DAYTON, Ohio – AT&T has awarded the Dayton Area Chamber of Commerce‘s young professional group, Generation Dayton, with $14,000 to help underserved families and individuals gain better access to internet.

Holly Allen, vice president of marketing and communications for the Chamber of Commerce, said the implications of the digital divide were made especially clear during the pandemic, pushing more companies to get on board to bridge the gap.

“As you can imagine, this is an initiative that has been really important to most of our telecommunications companies, but AT&T kind of saw that this was an initiative that the Dayton Area Chamber of Commerce cared a lot about,” Allen said. “It came to the forefront during the pandemic, and so we kind of aligned those two interests in trying to tackle this issue.”
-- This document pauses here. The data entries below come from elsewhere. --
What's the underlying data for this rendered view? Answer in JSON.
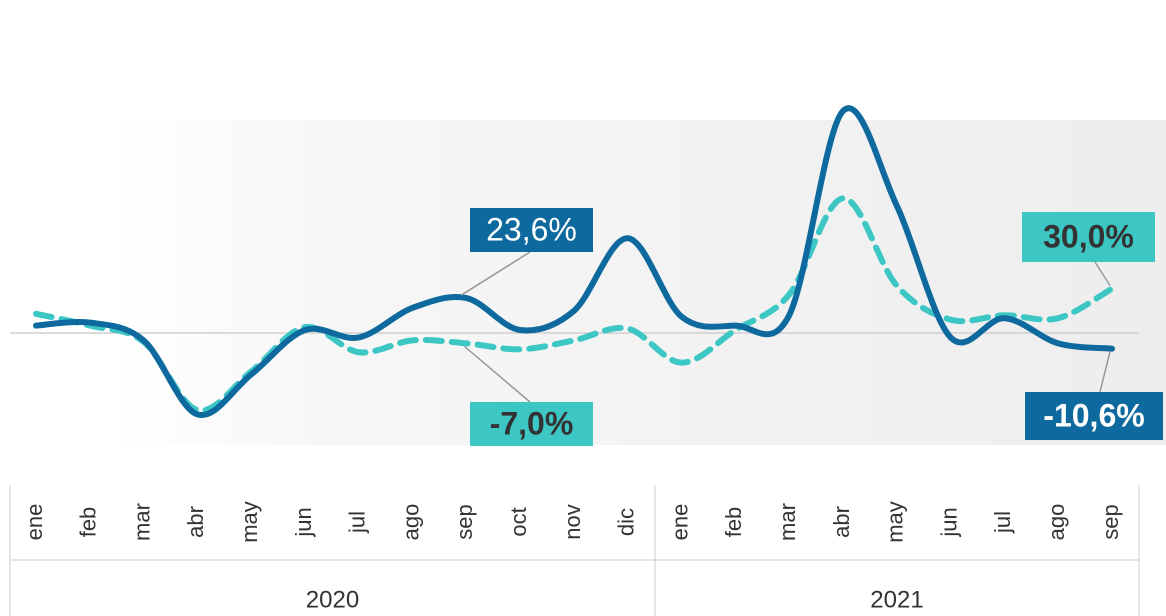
{
  "chart_data": {
    "type": "line",
    "groups": [
      {
        "label": "2020",
        "categories": [
          "ene",
          "feb",
          "mar",
          "abr",
          "may",
          "jun",
          "jul",
          "ago",
          "sep",
          "oct",
          "nov",
          "dic"
        ]
      },
      {
        "label": "2021",
        "categories": [
          "ene",
          "feb",
          "mar",
          "abr",
          "may",
          "jun",
          "jul",
          "ago",
          "sep"
        ]
      }
    ],
    "series": [
      {
        "color": "#0e6a9e",
        "dashed": false,
        "values": [
          5,
          7,
          -5,
          -55,
          -28,
          2,
          -3,
          17,
          23.6,
          2,
          15,
          64,
          11,
          5,
          12,
          150,
          86,
          -3,
          10,
          -7,
          -10.6
        ],
        "value_labels": [
          null,
          null,
          null,
          null,
          null,
          null,
          null,
          null,
          "23,6%",
          null,
          null,
          null,
          null,
          null,
          null,
          null,
          null,
          null,
          null,
          null,
          "-10,6%"
        ]
      },
      {
        "color": "#3cc7c4",
        "dashed": true,
        "values": [
          13,
          5,
          -6,
          -52,
          -26,
          4,
          -13,
          -5,
          -7.0,
          -11,
          -5,
          3,
          -20,
          2,
          26,
          91,
          32,
          9,
          12,
          10,
          30.0
        ],
        "value_labels": [
          null,
          null,
          null,
          null,
          null,
          null,
          null,
          null,
          "-7,0%",
          null,
          null,
          null,
          null,
          null,
          null,
          null,
          null,
          null,
          null,
          null,
          "30,0%"
        ]
      }
    ]
  }
}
The organization of young professionals has already committed to making a difference in the community with their “Connect & Serve” program — volunteering at organizations across the Miami Valley that cater to populations experiencing limited access to internet and technology.

“It just makes sense to bring the Chamber’s young professional group, Generation Dayton, into the mix because it’s our young people who are going to be really utilizing technology in ways that we really haven’t even imagined,” Allen said. “And so educating our young professionals on this issue and how they can help, it just made sense for both the Chamber and AT&T’s Foundation.”

Allen said the funds will go toward not only educating volunteers on the technological needs of underserved populations, but also to helping connect those groups to resources that will get them access to internet service and devices. That volunteer work will focus primarily on rural, urban and low income households.

“If anyone sees this and is interested in helping, or has an interest in this issue, especially if they are a young professional, we encourage them to look into becoming a member of Generation Dayton because not only do they give back to the community, but it helps expand them as professionals and just become better human beings to give back to our community.

Some of the organization’s projects have already included “teaching computer skills and digital literacy” and “focusing on how families need to use the internet to fulfill their daily needs.” That work is expected to continue in the new year through quarterly volunteer opportunities and a professional development speaker series on issues related to the digital divide in the Dayton region.